What is osteomalacia?

What is Rickets disease?

A

Osteomalacia and Rickets are terms for the same pathological process; differentiated by its occurance in adults and chilren respectively.

They are manifestations of vitamin D deficiency or its abnormal metabolism whereby an inability to effectively utilise dietary Ca2+is incurred.

Compensatory elevation in PTH mobilises calcium and phosphate (leading to hypophosphatemia) from bone.

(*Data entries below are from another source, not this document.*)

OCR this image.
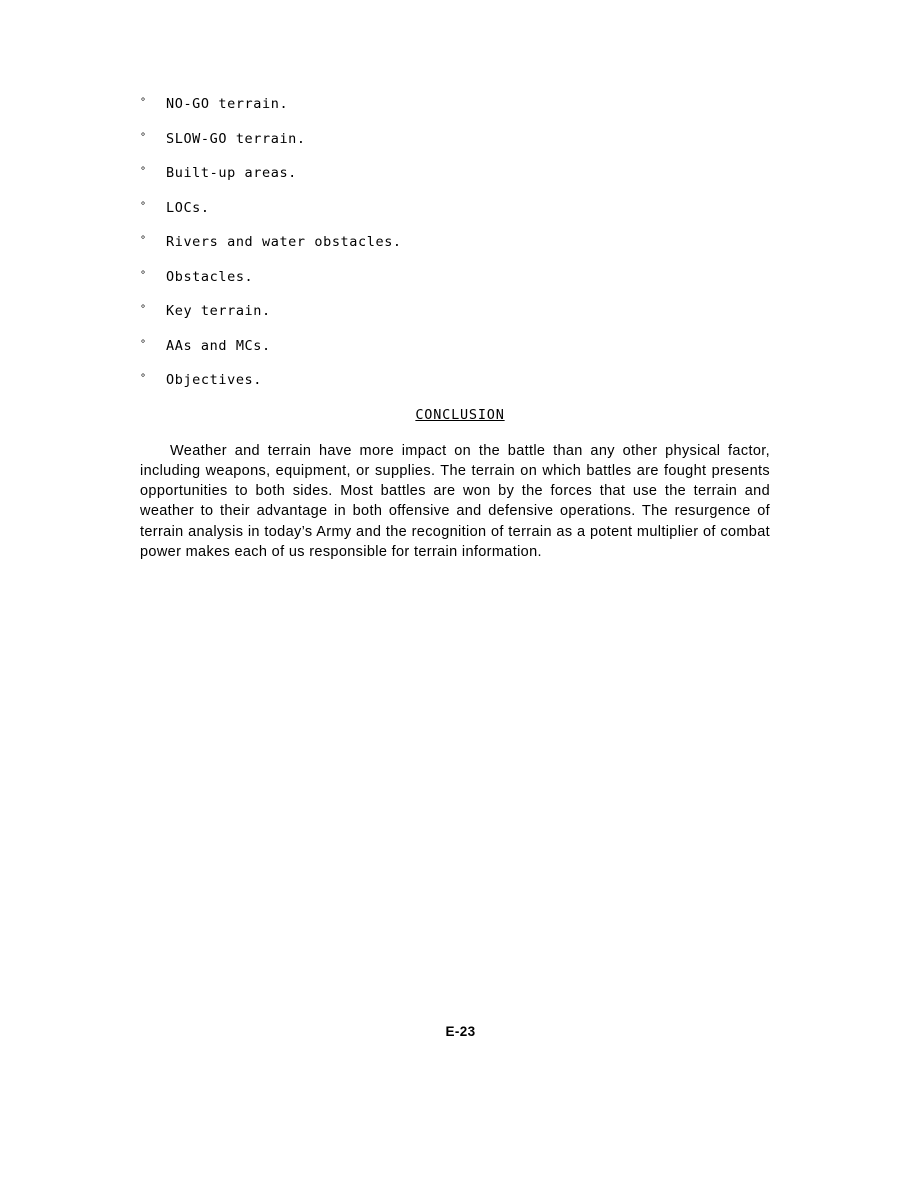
° NO-GO terrain.
° SLOW-GO terrain.
° Built-up areas.
° LOCs.
° Rivers and water obstacles.
° Obstacles.
° Key terrain.
° AAs and MCs.
° Objectives.
CONCLUSION

Weather and terrain have more impact on the battle than any other physical factor, including weapons, equipment, or supplies. The terrain on which battles are fought presents opportunities to both sides. Most battles are won by the forces that use the terrain and weather to their advantage in both offensive and defensive operations. The resurgence of terrain analysis in today’s Army and the recognition of terrain as a potent multiplier of combat power makes each of us responsible for terrain information.

E-23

This leads to an impairment of mineralization and a resultant accumulation of unmineralized matrix known as osteoid

This is a loss of structural rigidity

17
Q

Describe the effects of hyperparathyroidism on bone

A

Hyperparathyroidism results in increased osteoclastic activity on bone as indirectly mediated by PTH.

Parathyroid hormone results in:

  • Indirect osteoclast activation increasing bone resorption and calcium mobilization.
    • PTH mediates the effect indirectly by increased RANKL expression on osteoblasts
  • ​Increased resorption of calcium by the renal tubules
  • Increased urinary excretion of phosphates
  • Increased synthesis of active vitamin D, by the kidneys
    • Enhances calcium absorption from the gut and mobilizes bone calcium by inducing RANKL on osteoblasts

Note: intermittant doses of PTH induce osteoblasts without inducing osteoclasts -> hyperparathyroidism leads to dominant osteoclast activity

18
Q

Discuss metastises that develop in bone

A

Bony metastases (“bony mets”) are multiple, invasive and poorly demarcated lesions in bone.

The metastases cause bone damage by influencing RANK-L or PTH - do not act directly.

Bone mets can be either **osteolytic **(abnormally low density mineralisation) or osteosclerotic (abnormally high density mineralisation)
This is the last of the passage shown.